Temperatures drop into the thirties overnight, leaving a thin coating of frost on the deck of Cutter Loose at daybreak. The morning sun makes short work of eliminating the skating rink as we sail downwind along the Pasquatank River. The river is wide and shallow with tree-lined banks that protect us from the full force of the northerly winds.
At 11 AM, we leave the relative protection of the Pasquatank and enter the wide open waters of Albemarle Sound. Although the crossing is only 12 miles, the Sound is notorious for short, steep waves. But today, the wind is blowing a steady 14 knots from the north and our downwind sail in 2 to 3 foot waves is uneventful.

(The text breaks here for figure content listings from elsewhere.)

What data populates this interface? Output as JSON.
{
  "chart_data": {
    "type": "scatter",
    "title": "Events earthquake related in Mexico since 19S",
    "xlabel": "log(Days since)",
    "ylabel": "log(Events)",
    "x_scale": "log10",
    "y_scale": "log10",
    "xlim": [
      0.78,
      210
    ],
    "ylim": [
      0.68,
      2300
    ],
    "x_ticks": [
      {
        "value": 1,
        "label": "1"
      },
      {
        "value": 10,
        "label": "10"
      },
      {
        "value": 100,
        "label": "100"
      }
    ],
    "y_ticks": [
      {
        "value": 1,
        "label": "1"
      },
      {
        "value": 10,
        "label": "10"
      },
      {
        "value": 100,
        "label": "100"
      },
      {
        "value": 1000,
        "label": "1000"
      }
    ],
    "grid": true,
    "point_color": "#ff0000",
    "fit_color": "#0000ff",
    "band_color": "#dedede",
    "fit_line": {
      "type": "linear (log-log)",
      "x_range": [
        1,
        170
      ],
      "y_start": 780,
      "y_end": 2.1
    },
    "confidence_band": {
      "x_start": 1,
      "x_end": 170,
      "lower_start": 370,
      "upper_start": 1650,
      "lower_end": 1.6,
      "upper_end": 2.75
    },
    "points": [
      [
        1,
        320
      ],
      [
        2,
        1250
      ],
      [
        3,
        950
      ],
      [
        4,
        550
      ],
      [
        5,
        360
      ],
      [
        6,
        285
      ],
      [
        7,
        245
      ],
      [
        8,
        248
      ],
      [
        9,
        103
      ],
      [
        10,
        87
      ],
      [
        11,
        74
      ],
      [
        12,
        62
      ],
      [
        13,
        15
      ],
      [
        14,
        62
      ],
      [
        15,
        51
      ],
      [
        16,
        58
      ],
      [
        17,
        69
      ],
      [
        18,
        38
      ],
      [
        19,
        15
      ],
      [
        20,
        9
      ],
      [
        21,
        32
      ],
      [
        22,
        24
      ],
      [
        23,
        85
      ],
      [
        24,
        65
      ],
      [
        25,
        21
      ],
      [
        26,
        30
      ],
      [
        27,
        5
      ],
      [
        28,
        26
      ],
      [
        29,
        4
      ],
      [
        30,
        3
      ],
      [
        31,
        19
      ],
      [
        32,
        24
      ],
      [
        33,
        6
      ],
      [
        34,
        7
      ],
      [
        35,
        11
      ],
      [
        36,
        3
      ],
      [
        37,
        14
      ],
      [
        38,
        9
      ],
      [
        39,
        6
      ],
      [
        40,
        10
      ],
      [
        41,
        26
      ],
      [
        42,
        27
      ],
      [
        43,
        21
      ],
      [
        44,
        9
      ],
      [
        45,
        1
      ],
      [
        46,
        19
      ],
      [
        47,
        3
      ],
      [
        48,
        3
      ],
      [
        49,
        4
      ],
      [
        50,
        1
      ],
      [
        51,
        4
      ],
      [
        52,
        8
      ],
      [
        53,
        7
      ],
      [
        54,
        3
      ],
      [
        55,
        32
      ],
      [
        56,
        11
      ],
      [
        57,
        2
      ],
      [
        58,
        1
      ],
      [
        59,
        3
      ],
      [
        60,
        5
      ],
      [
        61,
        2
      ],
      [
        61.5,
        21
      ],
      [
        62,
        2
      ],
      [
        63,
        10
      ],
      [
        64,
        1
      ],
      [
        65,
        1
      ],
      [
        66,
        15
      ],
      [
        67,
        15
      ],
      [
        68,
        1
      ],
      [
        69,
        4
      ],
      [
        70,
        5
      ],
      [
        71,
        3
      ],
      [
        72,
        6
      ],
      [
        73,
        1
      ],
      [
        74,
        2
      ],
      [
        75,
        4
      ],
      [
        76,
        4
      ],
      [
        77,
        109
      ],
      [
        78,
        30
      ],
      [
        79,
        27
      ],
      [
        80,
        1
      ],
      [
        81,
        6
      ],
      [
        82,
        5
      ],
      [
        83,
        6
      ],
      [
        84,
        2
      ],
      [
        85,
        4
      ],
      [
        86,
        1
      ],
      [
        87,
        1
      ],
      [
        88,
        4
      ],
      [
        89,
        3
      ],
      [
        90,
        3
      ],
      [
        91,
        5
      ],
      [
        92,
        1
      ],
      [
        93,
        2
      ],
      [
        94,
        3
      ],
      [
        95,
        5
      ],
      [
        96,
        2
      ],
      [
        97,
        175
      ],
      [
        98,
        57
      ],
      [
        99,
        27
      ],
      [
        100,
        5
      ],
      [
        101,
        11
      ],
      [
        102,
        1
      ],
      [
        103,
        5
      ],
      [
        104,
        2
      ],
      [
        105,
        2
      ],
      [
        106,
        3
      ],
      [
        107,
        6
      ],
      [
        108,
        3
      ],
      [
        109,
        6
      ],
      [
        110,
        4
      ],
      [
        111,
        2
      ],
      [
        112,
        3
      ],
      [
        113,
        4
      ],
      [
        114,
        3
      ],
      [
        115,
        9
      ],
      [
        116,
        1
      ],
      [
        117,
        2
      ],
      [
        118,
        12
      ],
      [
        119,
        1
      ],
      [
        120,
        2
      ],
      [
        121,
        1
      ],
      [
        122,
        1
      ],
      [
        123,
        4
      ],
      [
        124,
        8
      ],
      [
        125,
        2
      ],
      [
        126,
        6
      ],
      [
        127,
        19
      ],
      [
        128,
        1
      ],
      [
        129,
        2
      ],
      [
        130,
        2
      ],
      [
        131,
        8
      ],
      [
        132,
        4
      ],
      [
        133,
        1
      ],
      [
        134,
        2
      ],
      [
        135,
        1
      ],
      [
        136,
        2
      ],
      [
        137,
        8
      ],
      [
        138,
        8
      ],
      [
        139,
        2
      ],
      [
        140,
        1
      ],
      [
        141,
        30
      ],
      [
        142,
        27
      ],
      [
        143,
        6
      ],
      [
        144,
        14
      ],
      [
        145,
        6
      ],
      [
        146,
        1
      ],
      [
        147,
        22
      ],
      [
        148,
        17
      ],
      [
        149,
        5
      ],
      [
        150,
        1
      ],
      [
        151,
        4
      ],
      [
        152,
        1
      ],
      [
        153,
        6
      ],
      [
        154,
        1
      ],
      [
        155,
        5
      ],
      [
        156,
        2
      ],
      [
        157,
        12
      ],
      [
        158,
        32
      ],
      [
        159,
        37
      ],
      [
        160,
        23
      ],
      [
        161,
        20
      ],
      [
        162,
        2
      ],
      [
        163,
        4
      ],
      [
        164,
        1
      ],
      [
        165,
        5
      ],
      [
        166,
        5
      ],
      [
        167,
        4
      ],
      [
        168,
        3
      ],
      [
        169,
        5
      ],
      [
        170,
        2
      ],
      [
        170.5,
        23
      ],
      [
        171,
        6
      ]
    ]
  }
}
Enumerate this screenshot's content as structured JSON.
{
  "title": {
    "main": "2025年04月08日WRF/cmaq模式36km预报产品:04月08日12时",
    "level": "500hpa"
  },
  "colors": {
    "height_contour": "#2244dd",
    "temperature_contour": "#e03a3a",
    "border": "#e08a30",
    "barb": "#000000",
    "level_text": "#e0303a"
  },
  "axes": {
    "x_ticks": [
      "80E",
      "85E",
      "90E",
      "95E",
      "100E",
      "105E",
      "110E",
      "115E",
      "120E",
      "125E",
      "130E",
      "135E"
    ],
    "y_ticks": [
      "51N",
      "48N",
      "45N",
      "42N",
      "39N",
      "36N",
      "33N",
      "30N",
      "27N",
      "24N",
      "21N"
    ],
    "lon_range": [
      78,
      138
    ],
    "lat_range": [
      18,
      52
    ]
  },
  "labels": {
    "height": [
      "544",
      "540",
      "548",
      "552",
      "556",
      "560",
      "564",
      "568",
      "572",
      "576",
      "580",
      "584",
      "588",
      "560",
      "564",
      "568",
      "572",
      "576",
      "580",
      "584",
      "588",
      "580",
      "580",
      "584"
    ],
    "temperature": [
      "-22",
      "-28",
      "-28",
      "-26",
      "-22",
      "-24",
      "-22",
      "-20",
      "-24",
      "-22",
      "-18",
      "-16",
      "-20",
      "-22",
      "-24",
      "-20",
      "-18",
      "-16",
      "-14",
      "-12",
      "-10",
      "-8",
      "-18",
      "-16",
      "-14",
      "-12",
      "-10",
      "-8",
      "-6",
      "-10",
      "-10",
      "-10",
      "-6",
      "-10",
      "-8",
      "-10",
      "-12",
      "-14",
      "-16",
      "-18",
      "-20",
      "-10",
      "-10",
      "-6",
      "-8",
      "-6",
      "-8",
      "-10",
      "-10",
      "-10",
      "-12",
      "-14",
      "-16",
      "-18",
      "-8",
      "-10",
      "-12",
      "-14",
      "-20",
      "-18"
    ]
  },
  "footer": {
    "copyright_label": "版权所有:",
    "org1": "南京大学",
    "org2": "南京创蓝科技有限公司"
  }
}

At 1 PM, we enter the Alligator River. At this point, the Dismal Swamp Route comes to an end and re-joins the primary flow of ICW traffic traveling south through the Virginia Cut. Similar to the Pasquatank, the Alligator River is wide with a well-marked channel along its centerline. Cutter Loose continues to sail dead downwind under headsail alone.
Twenty miles from its mouth, the Alligator River bends sharply to the east and narrows considerably. After this turn, there are a few small pockets of deep water alongside the ICW channel that are protected from northerly winds by a scraggy wooded area and marshland. We decide to call it a day and drop the hook in the company of about 20 other cruising boats.
This is a remote area…no Internet hotspots, no cellphone coverage and no television. But as darkness blankets the anchorage, the clear night sky stages an incredible star show. Being positioned to appreciate gorgeous sunrises and sunsets is one of the most enjoyable aspects of living on the water.